A full bench led by Judge Dunstan Mlambo criticised government for failing to fulfil its legal obligations to the International Criminal Court (ICC).

Al-Bashir is wanted by the ICC on charges including war crimes and genocide.

The Sudanese leader slipped out of the country from Waterkloof Air Force Base two weeks ago while the High Court in Pretoria was in session.

He was in South Africa to attend the African Union Summit in Sandton.

The judges dismissed the argument that a government notice and Cabinet decision superseded its duties adopted in the Rome Statute.

Law professor Karthy Govender says government will first have to apply for leave to appeal.

He says the real challenge is for government to convince the court that a domestic law, which was passed to give effect to the Rome Statute, gives allowances in certain circumstances not to arrest someone for whom there is an arrest warrant.

"Alternatively an AU resolution and an executive determination would allow us to override a law of this country, which appears quite difficult so I can't see the government winning on this point."

Government says the basis for its appeal will be set out in court papers.

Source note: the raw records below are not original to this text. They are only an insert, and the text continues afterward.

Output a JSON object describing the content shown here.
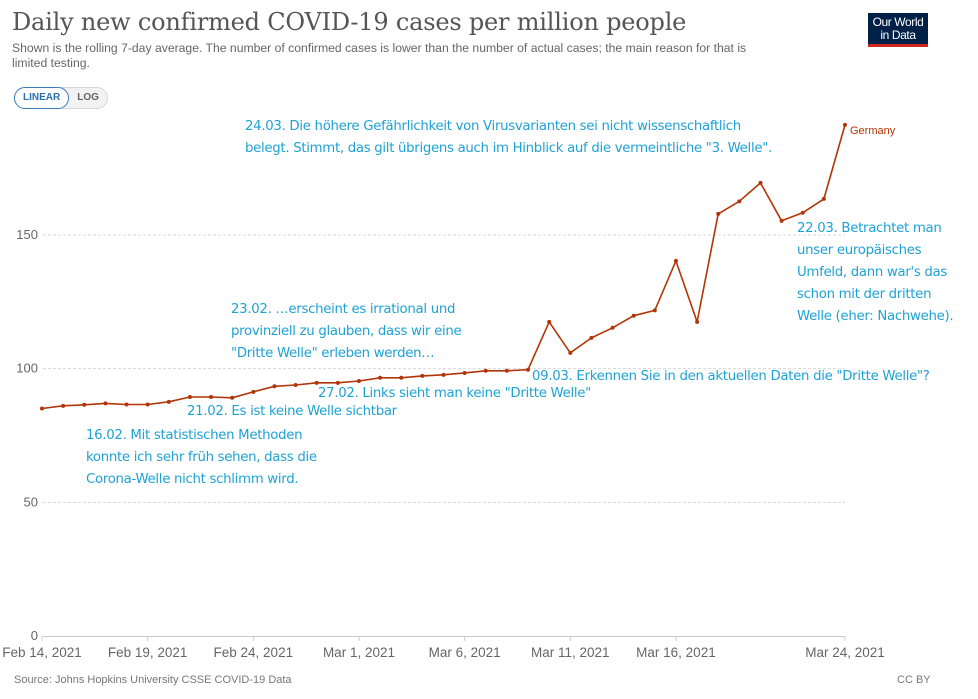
{
  "header": {
    "title": "Daily new confirmed COVID-19 cases per million people",
    "subtitle": "Shown is the rolling 7-day average. The number of confirmed cases is lower than the number of actual cases; the main reason for that is limited testing.",
    "logo_line1": "Our World",
    "logo_line2": "in Data",
    "colors": {
      "logo_bg": "#002147",
      "logo_stripe": "#ce261e"
    }
  },
  "scale_toggle": {
    "linear_label": "LINEAR",
    "log_label": "LOG",
    "selected": "LINEAR"
  },
  "footer": {
    "source": "Source: Johns Hopkins University CSSE COVID-19 Data",
    "license": "CC BY"
  },
  "annotations": {
    "a1603": [
      "16.02. Mit statistischen Methoden",
      "konnte ich sehr früh sehen, dass die",
      "Corona-Welle nicht schlimm wird."
    ],
    "a2102": [
      "21.02. Es ist keine Welle sichtbar"
    ],
    "a2302": [
      "23.02. …erscheint es irrational und",
      "provinziell zu glauben, dass wir eine",
      "\"Dritte Welle\" erleben werden…"
    ],
    "a2702": [
      "27.02. Links sieht man keine \"Dritte Welle\""
    ],
    "a0903": [
      "09.03. Erkennen Sie in den aktuellen Daten die \"Dritte Welle\"?"
    ],
    "a2203": [
      "22.03. Betrachtet man",
      "unser europäisches",
      "Umfeld, dann war's das",
      "schon mit der dritten",
      "Welle (eher: Nachwehe)."
    ],
    "a2403": [
      "24.03. Die höhere Gefährlichkeit von Virusvarianten sei nicht wissenschaftlich",
      "belegt. Stimmt, das gilt übrigens auch im Hinblick auf die vermeintliche \"3. Welle\"."
    ],
    "color": "#1ea2d4"
  },
  "chart_data": {
    "type": "line",
    "title": "Daily new confirmed COVID-19 cases per million people",
    "xlabel": "",
    "ylabel": "",
    "ylim": [
      0,
      200
    ],
    "yticks": [
      0,
      50,
      100,
      150
    ],
    "ytick_labels": [
      "0",
      "50",
      "100",
      "150"
    ],
    "grid": "horizontal-dotted",
    "xtick_labels": [
      "Feb 14, 2021",
      "Feb 19, 2021",
      "Feb 24, 2021",
      "Mar 1, 2021",
      "Mar 6, 2021",
      "Mar 11, 2021",
      "Mar 16, 2021",
      "Mar 24, 2021"
    ],
    "xtick_index": [
      0,
      5,
      10,
      15,
      20,
      25,
      30,
      38
    ],
    "legend": "end-of-line label",
    "x": [
      "2021-02-14",
      "2021-02-15",
      "2021-02-16",
      "2021-02-17",
      "2021-02-18",
      "2021-02-19",
      "2021-02-20",
      "2021-02-21",
      "2021-02-22",
      "2021-02-23",
      "2021-02-24",
      "2021-02-25",
      "2021-02-26",
      "2021-02-27",
      "2021-02-28",
      "2021-03-01",
      "2021-03-02",
      "2021-03-03",
      "2021-03-04",
      "2021-03-05",
      "2021-03-06",
      "2021-03-07",
      "2021-03-08",
      "2021-03-09",
      "2021-03-10",
      "2021-03-11",
      "2021-03-12",
      "2021-03-13",
      "2021-03-14",
      "2021-03-15",
      "2021-03-16",
      "2021-03-17",
      "2021-03-18",
      "2021-03-19",
      "2021-03-20",
      "2021-03-21",
      "2021-03-22",
      "2021-03-23",
      "2021-03-24"
    ],
    "series": [
      {
        "name": "Germany",
        "color": "#b13507",
        "values": [
          85.1,
          86.1,
          86.5,
          87.0,
          86.6,
          86.6,
          87.6,
          89.4,
          89.4,
          89.1,
          91.3,
          93.4,
          93.9,
          94.7,
          94.7,
          95.4,
          96.6,
          96.6,
          97.3,
          97.7,
          98.4,
          99.2,
          99.2,
          99.6,
          117.5,
          105.9,
          111.5,
          115.3,
          119.8,
          121.8,
          140.3,
          117.5,
          157.9,
          162.6,
          169.5,
          155.3,
          158.3,
          163.5,
          191.2
        ]
      }
    ]
  }
}
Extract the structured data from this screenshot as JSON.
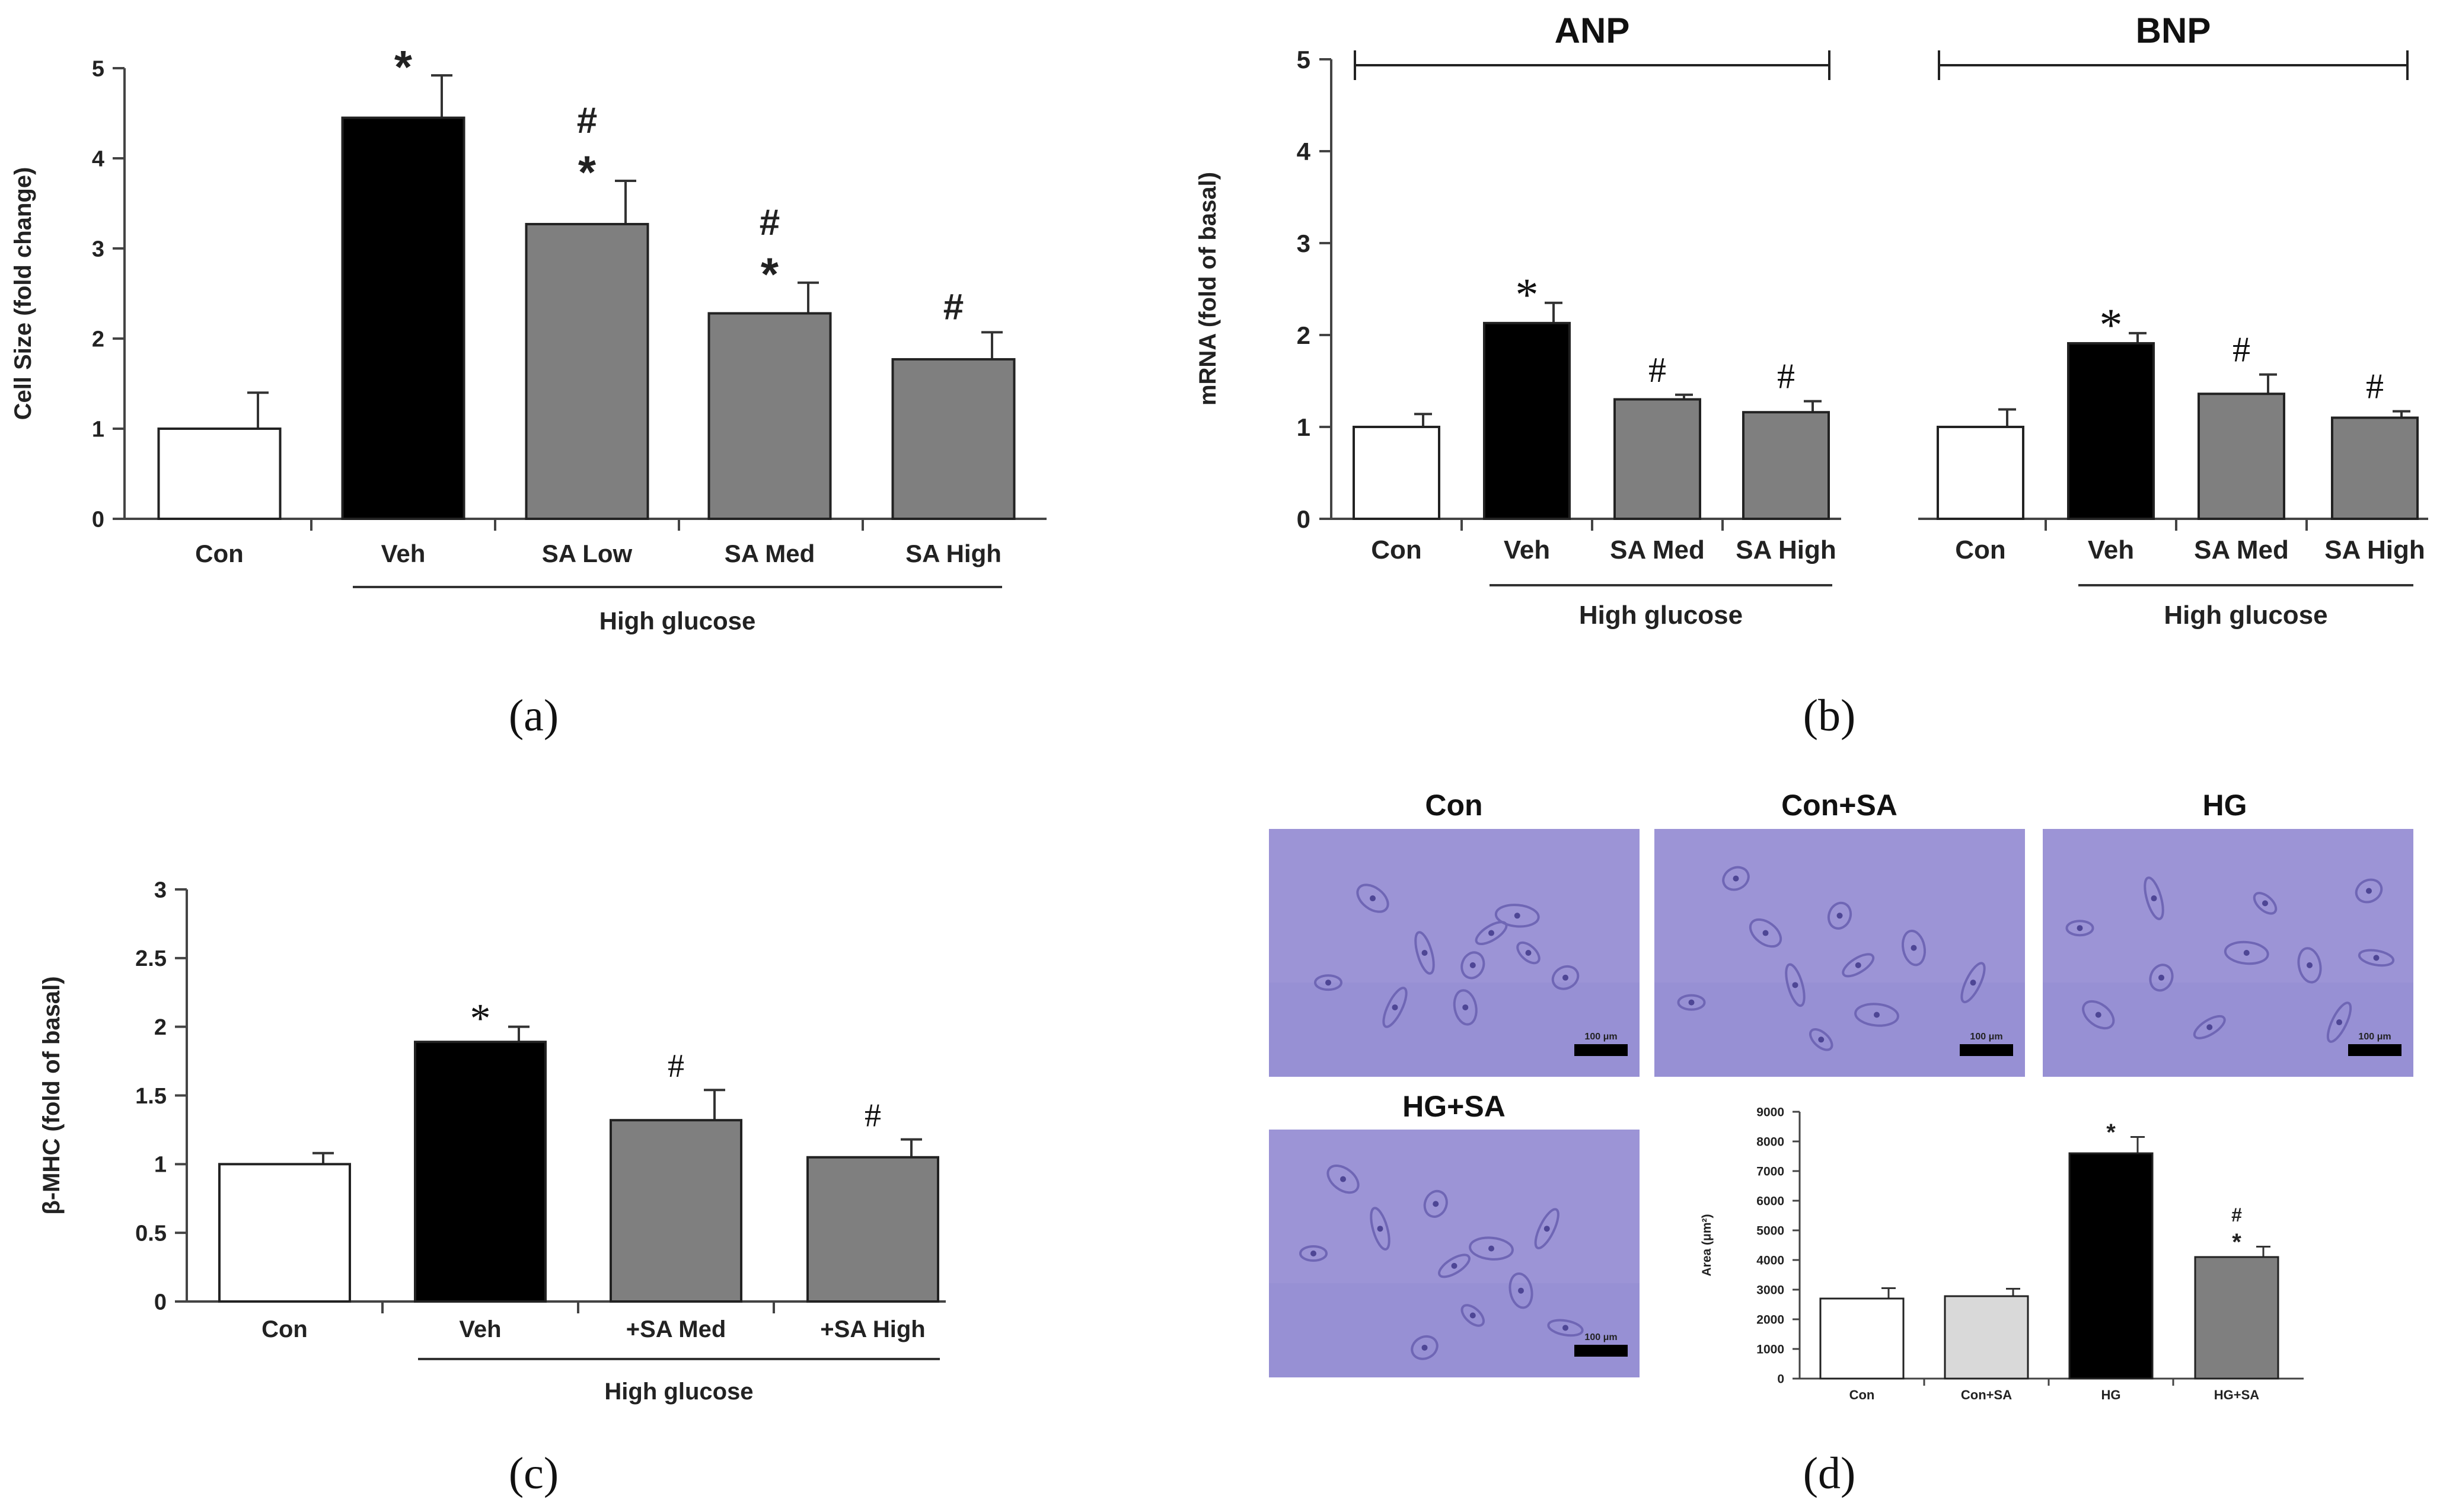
{
  "colors": {
    "white": "#ffffff",
    "black": "#000000",
    "gray": "#7f7f7f",
    "light_gray": "#d9d9d9",
    "micro_bg": "#9c94d6",
    "micro_cell": "#6f66b5"
  },
  "labels": {
    "a": "(a)",
    "b": "(b)",
    "c": "(c)",
    "d": "(d)"
  },
  "micro": {
    "titles": [
      "Con",
      "Con+SA",
      "HG",
      "HG+SA"
    ],
    "scale_label": "100 μm"
  },
  "chart_data": [
    {
      "id": "a",
      "type": "bar",
      "ylabel": "Cell Size (fold change)",
      "ylim": [
        0,
        5
      ],
      "yticks": [
        "0",
        "1",
        "2",
        "3",
        "4",
        "5"
      ],
      "categories": [
        "Con",
        "Veh",
        "SA Low",
        "SA Med",
        "SA High"
      ],
      "values": [
        1.0,
        4.45,
        3.27,
        2.28,
        1.77
      ],
      "errors": [
        0.4,
        0.47,
        0.48,
        0.34,
        0.3
      ],
      "colors": [
        "white",
        "black",
        "gray",
        "gray",
        "gray"
      ],
      "annotations": [
        "",
        "*",
        "#\n*",
        "#\n*",
        "#"
      ],
      "group_label": "High glucose",
      "group_span": [
        1,
        4
      ]
    },
    {
      "id": "b",
      "type": "bar",
      "ylabel": "mRNA (fold of basal)",
      "ylim": [
        0,
        5
      ],
      "yticks": [
        "0",
        "1",
        "2",
        "3",
        "4",
        "5"
      ],
      "panels": [
        {
          "title": "ANP",
          "categories": [
            "Con",
            "Veh",
            "SA Med",
            "SA High"
          ],
          "values": [
            1.0,
            2.13,
            1.3,
            1.16
          ],
          "errors": [
            0.14,
            0.22,
            0.05,
            0.12
          ],
          "colors": [
            "white",
            "black",
            "gray",
            "gray"
          ],
          "annotations": [
            "",
            "*",
            "#",
            "#"
          ],
          "group_label": "High glucose"
        },
        {
          "title": "BNP",
          "categories": [
            "Con",
            "Veh",
            "SA Med",
            "SA High"
          ],
          "values": [
            1.0,
            1.91,
            1.36,
            1.1
          ],
          "errors": [
            0.19,
            0.11,
            0.21,
            0.07
          ],
          "colors": [
            "white",
            "black",
            "gray",
            "gray"
          ],
          "annotations": [
            "",
            "*",
            "#",
            "#"
          ],
          "group_label": "High glucose"
        }
      ]
    },
    {
      "id": "c",
      "type": "bar",
      "ylabel": "β-MHC (fold of basal)",
      "ylim": [
        0,
        3
      ],
      "yticks": [
        "0",
        "0.5",
        "1",
        "1.5",
        "2",
        "2.5",
        "3"
      ],
      "categories": [
        "Con",
        "Veh",
        "+SA Med",
        "+SA High"
      ],
      "values": [
        1.0,
        1.89,
        1.32,
        1.05
      ],
      "errors": [
        0.08,
        0.11,
        0.22,
        0.13
      ],
      "colors": [
        "white",
        "black",
        "gray",
        "gray"
      ],
      "annotations": [
        "",
        "*",
        "#",
        "#"
      ],
      "group_label": "High glucose",
      "group_span": [
        1,
        3
      ]
    },
    {
      "id": "d",
      "type": "bar",
      "ylabel": "Area (μm²)",
      "ylim": [
        0,
        9000
      ],
      "yticks": [
        "0",
        "1000",
        "2000",
        "3000",
        "4000",
        "5000",
        "6000",
        "7000",
        "8000",
        "9000"
      ],
      "categories": [
        "Con",
        "Con+SA",
        "HG",
        "HG+SA"
      ],
      "values": [
        2700,
        2780,
        7600,
        4100
      ],
      "errors": [
        350,
        250,
        550,
        350
      ],
      "colors": [
        "white",
        "light_gray",
        "black",
        "gray"
      ],
      "annotations": [
        "",
        "",
        "*",
        "#\n*"
      ]
    }
  ]
}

While government has announced it intends appealing the decision ordering the arrest of al-Bashir, legal experts have questioned whether the courts will even entertain such an appeal.

Independent legal analyst James Grant says government would first need to convince the full bench that there is a reasonable prospect of an appeal being successful.

"Something that would be difficult to establish is, even if they were successful that there would be some practical effect to winning that appeal."

Law professor Karthy Govender said, "The challenge is they would have to convince the court that the domestic law which was passed to give effect to the wrong statue permits them not in certain circumstances to arrest someone on whom there was a warrant for arrest."

Government's grounds for lodging its appeal will be made known when it files its affidavit.